I can’t even begin to imagine how much this costs us, the people who actually pay the premiums. My wife makes a six-figure salary just to fight with insurance companies. She had more than $5MM in denials overturned this year.

My siblings live in Canada and Ireland, and both countries have their issues with healthcare, but when I was looking for coverage for my daughter while she was in college in Ireland, the plan I picked was $445 – for a year!

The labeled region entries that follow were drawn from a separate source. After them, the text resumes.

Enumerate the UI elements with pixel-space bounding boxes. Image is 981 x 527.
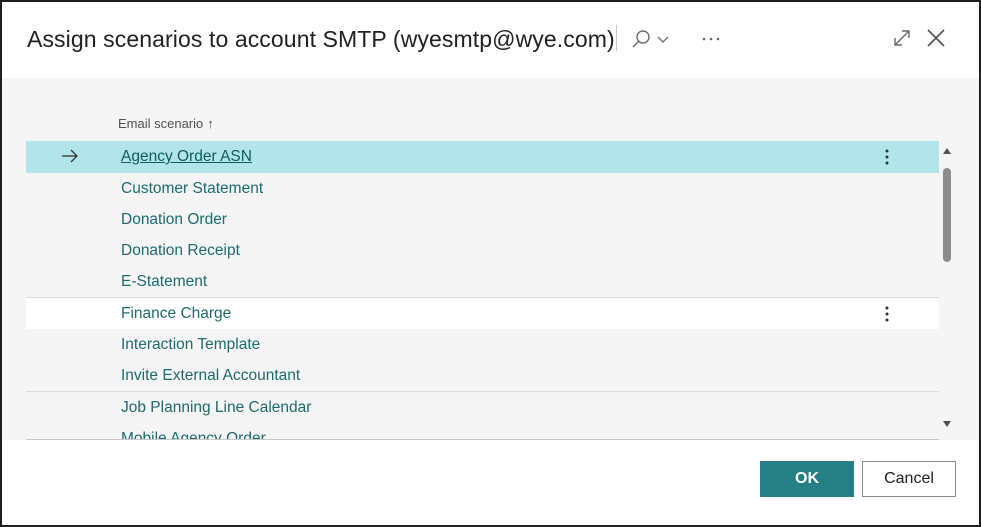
list-row[interactable]: Donation Order bbox=[26, 204, 939, 236]
close-icon bbox=[927, 29, 945, 47]
search-icon bbox=[632, 30, 650, 48]
list-row[interactable]: Donation Receipt bbox=[26, 235, 939, 267]
dialog-title: Assign scenarios to account SMTP (wyesmt… bbox=[27, 26, 615, 52]
close-button[interactable] bbox=[924, 26, 948, 50]
list-row[interactable]: Agency Order ASN bbox=[26, 141, 939, 173]
row-selected-arrow-icon bbox=[62, 149, 78, 163]
more-options-button[interactable] bbox=[698, 24, 724, 54]
row-label[interactable]: Agency Order ASN bbox=[121, 148, 252, 166]
list-row[interactable]: Customer Statement bbox=[26, 173, 939, 205]
row-actions-button[interactable] bbox=[876, 146, 898, 168]
expand-button[interactable] bbox=[890, 26, 914, 50]
chevron-down-icon bbox=[657, 36, 669, 43]
list-row[interactable]: Interaction Template bbox=[26, 329, 939, 361]
row-label[interactable]: Finance Charge bbox=[121, 305, 231, 323]
list-row[interactable]: Mobile Agency Order bbox=[26, 423, 939, 440]
column-header-email-scenario[interactable]: Email scenario ↑ bbox=[118, 116, 214, 131]
scroll-up-arrow-icon[interactable] bbox=[942, 147, 952, 155]
dialog-header: Assign scenarios to account SMTP (wyesmt… bbox=[2, 2, 979, 78]
more-options-icon bbox=[702, 37, 720, 41]
scenario-list: Agency Order ASN Customer Statement Dona… bbox=[26, 141, 939, 440]
dialog-window: Assign scenarios to account SMTP (wyesmt… bbox=[0, 0, 981, 527]
expand-icon bbox=[894, 30, 910, 46]
row-label[interactable]: Customer Statement bbox=[121, 180, 263, 198]
row-label[interactable]: Donation Receipt bbox=[121, 242, 240, 260]
content-divider bbox=[26, 439, 939, 440]
column-header-label: Email scenario bbox=[118, 116, 204, 131]
header-divider bbox=[616, 25, 617, 51]
row-label[interactable]: Donation Order bbox=[121, 211, 227, 229]
list-row[interactable]: Job Planning Line Calendar bbox=[26, 392, 939, 424]
row-label[interactable]: Interaction Template bbox=[121, 336, 260, 354]
ok-button[interactable]: OK bbox=[760, 461, 854, 497]
vertical-ellipsis-icon bbox=[885, 149, 889, 165]
row-actions-button[interactable] bbox=[876, 303, 898, 325]
row-label[interactable]: Invite External Accountant bbox=[121, 367, 300, 385]
list-row[interactable]: Invite External Accountant bbox=[26, 360, 939, 392]
row-label[interactable]: Job Planning Line Calendar bbox=[121, 399, 311, 417]
list-row[interactable]: E-Statement bbox=[26, 266, 939, 298]
scrollbar-thumb[interactable] bbox=[943, 168, 951, 262]
sort-ascending-icon: ↑ bbox=[207, 116, 214, 131]
cancel-button[interactable]: Cancel bbox=[862, 461, 956, 497]
search-button[interactable] bbox=[630, 24, 678, 54]
vertical-ellipsis-icon bbox=[885, 306, 889, 322]
scroll-down-arrow-icon[interactable] bbox=[942, 420, 952, 428]
vertical-scrollbar[interactable] bbox=[939, 141, 955, 440]
row-label[interactable]: E-Statement bbox=[121, 273, 207, 291]
list-row[interactable]: Finance Charge bbox=[26, 298, 939, 330]
dialog-content: Email scenario ↑ Agency Order ASN Custom… bbox=[2, 78, 979, 440]
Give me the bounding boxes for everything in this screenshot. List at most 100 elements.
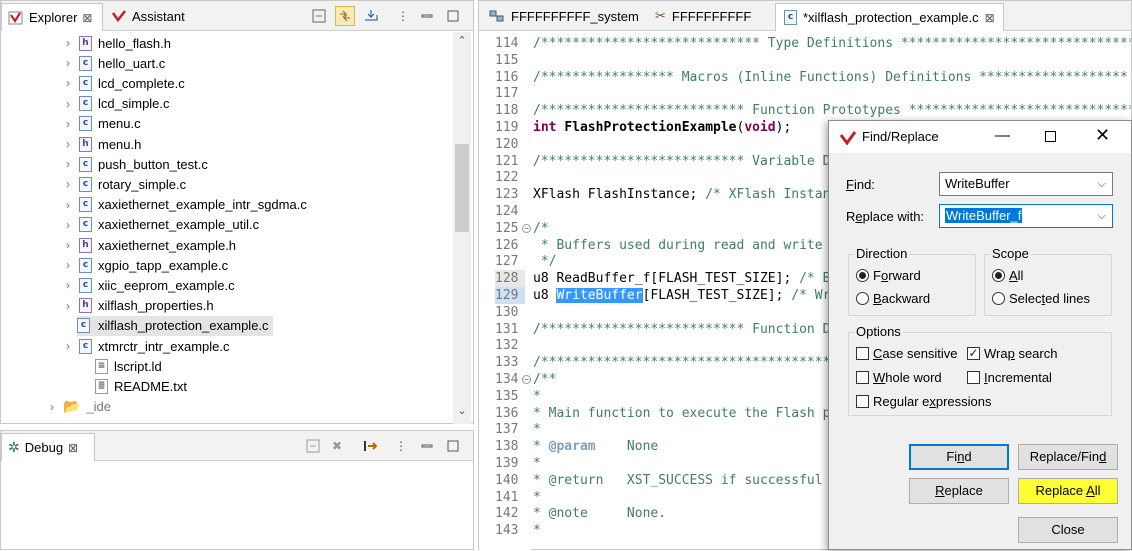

I thought that was going to be the monthly charge. It included $100,000 of coverage to have her flown back to the US if necessary, and covered her for travel around the world.

OldITGuy
24 days ago
Reply to  David Mulligan

I think 2 facts contribute to encouraging insurance company denials. First, statistics show many people don’t dispute health insurance denials. Second, many insurance company management teams’ compensation packages are tied to the profitability of the company. Put the two together, and the outcome isn’t surprising. I’m reminded of Charlie Mungers famous quote “show me the incentive and I’ll show you the outcome”. I agree our system is seriously flawed.

R Quinn
24 days ago
Reply to  OldITGuy

Not accurate at all.

OldITGuy
24 days ago
Reply to  R Quinn

Actually, it is very accurate.

David Mulligan
24 days ago
Reply to  mytimetotravel

This was in Dublin, and she only stayed for one semester. Even with an Irish passport she didn’t qualify for free healthcare because she didn’t meet the residency requirements.

Mark Crothers
24 days ago
Reply to  mytimetotravel

When a student applies for an education visa, they have to pay a separate Immigration Health Surcharge to access the National Health Service, at an approximate charge of $1000 per year. This covers unlimited use of the health system.